Prof. Klemens Scheidhauer

Heiße und kalte Knoten

Knoten in der Schilddrüse sind Areale, die sich entweder nicht mehr oder zu stark an der Hormonproduktion beteiligen. Die einen - untätigen - Areale werden "kalte Knoten", die anderen werden "heiße Knoten" genannt.

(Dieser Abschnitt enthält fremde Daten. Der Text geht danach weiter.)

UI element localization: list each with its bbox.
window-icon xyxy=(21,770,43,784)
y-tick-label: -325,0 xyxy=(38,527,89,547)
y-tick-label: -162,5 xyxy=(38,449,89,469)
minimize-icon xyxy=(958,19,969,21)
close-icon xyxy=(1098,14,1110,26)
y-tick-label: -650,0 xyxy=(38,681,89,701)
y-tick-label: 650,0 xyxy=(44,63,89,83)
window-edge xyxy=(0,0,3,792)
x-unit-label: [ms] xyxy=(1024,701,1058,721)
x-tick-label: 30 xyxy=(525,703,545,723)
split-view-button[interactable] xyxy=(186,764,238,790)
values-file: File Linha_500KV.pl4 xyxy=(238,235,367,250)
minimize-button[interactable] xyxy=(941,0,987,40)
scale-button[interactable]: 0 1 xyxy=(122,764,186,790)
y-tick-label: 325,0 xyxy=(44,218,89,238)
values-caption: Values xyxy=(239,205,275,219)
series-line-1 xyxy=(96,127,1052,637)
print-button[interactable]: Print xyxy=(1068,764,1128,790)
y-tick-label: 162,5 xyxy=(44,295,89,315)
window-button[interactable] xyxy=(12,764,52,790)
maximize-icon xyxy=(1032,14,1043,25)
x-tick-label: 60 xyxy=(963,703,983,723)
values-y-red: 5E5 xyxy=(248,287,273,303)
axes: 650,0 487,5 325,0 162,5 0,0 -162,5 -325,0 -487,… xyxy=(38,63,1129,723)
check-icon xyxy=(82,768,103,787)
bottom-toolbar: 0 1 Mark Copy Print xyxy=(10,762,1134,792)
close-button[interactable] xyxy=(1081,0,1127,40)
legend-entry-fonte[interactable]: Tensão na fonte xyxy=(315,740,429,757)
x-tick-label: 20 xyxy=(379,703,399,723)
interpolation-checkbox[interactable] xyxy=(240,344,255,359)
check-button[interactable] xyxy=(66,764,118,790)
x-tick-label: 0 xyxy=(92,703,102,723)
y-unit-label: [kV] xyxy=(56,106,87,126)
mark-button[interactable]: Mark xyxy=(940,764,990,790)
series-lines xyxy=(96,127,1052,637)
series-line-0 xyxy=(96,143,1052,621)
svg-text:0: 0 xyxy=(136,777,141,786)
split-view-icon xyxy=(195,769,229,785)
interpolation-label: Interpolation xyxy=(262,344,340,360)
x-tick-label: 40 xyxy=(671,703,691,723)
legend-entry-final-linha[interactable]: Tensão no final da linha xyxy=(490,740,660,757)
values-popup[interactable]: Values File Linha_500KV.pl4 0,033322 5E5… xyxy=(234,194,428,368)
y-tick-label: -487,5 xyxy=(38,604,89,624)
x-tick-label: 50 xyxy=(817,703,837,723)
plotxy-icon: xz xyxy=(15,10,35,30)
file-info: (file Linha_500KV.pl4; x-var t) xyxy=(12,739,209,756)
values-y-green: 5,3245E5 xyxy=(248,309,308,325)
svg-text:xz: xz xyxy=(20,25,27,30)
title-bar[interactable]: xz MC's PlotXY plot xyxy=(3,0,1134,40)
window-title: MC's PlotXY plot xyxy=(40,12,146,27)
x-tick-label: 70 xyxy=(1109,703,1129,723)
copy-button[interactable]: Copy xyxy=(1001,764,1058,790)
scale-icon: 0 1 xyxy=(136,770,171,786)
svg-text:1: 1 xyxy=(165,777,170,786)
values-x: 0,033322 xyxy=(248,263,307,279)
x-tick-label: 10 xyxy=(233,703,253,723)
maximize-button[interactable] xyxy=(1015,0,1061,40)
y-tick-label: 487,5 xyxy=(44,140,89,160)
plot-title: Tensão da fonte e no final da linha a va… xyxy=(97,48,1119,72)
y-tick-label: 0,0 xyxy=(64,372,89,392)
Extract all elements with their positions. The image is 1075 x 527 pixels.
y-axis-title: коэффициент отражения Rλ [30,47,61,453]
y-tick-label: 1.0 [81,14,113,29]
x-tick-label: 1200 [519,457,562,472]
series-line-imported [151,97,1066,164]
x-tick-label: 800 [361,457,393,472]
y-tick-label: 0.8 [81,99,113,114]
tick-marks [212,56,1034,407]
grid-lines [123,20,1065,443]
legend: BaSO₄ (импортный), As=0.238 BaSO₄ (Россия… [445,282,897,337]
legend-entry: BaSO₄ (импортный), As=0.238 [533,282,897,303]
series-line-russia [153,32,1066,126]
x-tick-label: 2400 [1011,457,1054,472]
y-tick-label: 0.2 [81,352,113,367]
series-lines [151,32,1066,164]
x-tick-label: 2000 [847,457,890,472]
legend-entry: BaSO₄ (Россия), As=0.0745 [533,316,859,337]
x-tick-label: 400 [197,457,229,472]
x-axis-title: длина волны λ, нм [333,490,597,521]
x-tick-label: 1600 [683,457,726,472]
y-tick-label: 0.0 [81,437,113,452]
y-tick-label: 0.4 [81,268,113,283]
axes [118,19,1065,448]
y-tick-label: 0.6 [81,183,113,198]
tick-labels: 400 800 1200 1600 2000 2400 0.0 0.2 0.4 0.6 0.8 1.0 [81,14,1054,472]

"Die Knotenbildung als solches hat mit der Funktion der Schilddrüse zunächst erst mal wenig zu tun. Knoten entstehen, weil sich durch den Wachstumsanreiz die Zellen nicht gleich-, sondern unregelmäßig bilden. Aber darüber kann eben dann auch der Mechanismus einer normalen Schilddrüsenhormonproduktion gestört werden; und zwar in der Form, dass die Schilddrüsenknoten sich verselbständigen - wir sagen dazu, dass die Knoten autonom werden. Autonom heißt, dass diese Knoten automatisch Jod aufnehmen und nicht, weil es das TSH über den Regelkreis so vorgibt. Wenn also ein sogenannter autonomer Knoten über die Nahrung, über Medikamente oder über Kontrastmittel (zum Beispiel beim Röntgen) zu viel Jod angeboten bekommt, dann produziert dieser Schilddrüsen-Anteil zu viel Hormon. Und es kommt zur Überfunktion des Organs, die auch extrem sein und sogar mit gefährlich hohem Fieber einhergehen kann."

Prof. Klemens Scheidhauer

Szintigraphie

Mit einer Szintigraphie werden heiße und kalte Knoten diagnostiziert. Bei dieser Untersuchung spritzt man dem Patienten schwach radioaktive Substanzen. Über das bildgebende Verfahren zeigt die Aufnahme - das Szintigramm - blaue oder rote Areale. Blau sind dabei die kalten und rot die heißen Knoten der Schilddrüse, je nachdem, wie wenig oder wie stark die radioaktive Substanz in den Knoten angereichert wurde. Eine Struma ohne autonome Knoten, also eine reine Schilddrüsenvergrößerung, kann sich zurückbilden, wenn wieder genügend Jod vorhanden ist, z.B. durch Jodtabletten.

"Knoten stellen ihre Funktion oft im Laufe der Zeit ein und degenerieren, aber auch das ist nicht bösartig. Trotzdem sollte man Knoten beobachten, ob sie weiterwachsen, denn auch dieses Wachstum kann sich verselbständigen. Normalerweise bleiben Knoten dann stabil, wenn genügend Hormon bzw. Jod wieder vorhanden ist. Dass Knoten auch bösartig werden können, muss man natürlich berücksichtigen, das ist aber sehr, sehr selten. Deswegen empfiehlt man bei vorhandenen Knoten einmal im Jahr eine Ultraschallkontrolle."

Prof. Klemens Scheidhauer

Knoten können eine Operation erfordern, bei der die Knoten entfernt werden oder manchmal auch die komplette Schilddrüse. Dann muss mit Tabletten das fehlende Hormon ausgeglichen werden. Heiße Knoten können häufig über eine Radiojodtherapie ausgeschaltet. Damit kann unter Umständen eine Operation vermieden werden. Dabei wird dem Körper eine winzige Menge an radioaktivem Jod zugeführt, das seinen Weg quasi "automatisch" findet, denn es wird im Körper nur von den Schilddrüsenzellen aufgenommen, die zu viel arbeiten. Hierbei verursacht die Radioaktivität Schäden, die zum programmierten Zelltod führen, aber eben nur an diesen unerwünschten Zellen.

"Und wenn dann noch genügend gesunde Zellen da sind, kann sich die Schilddrüsenfunktion wieder sogar ganz normalisieren."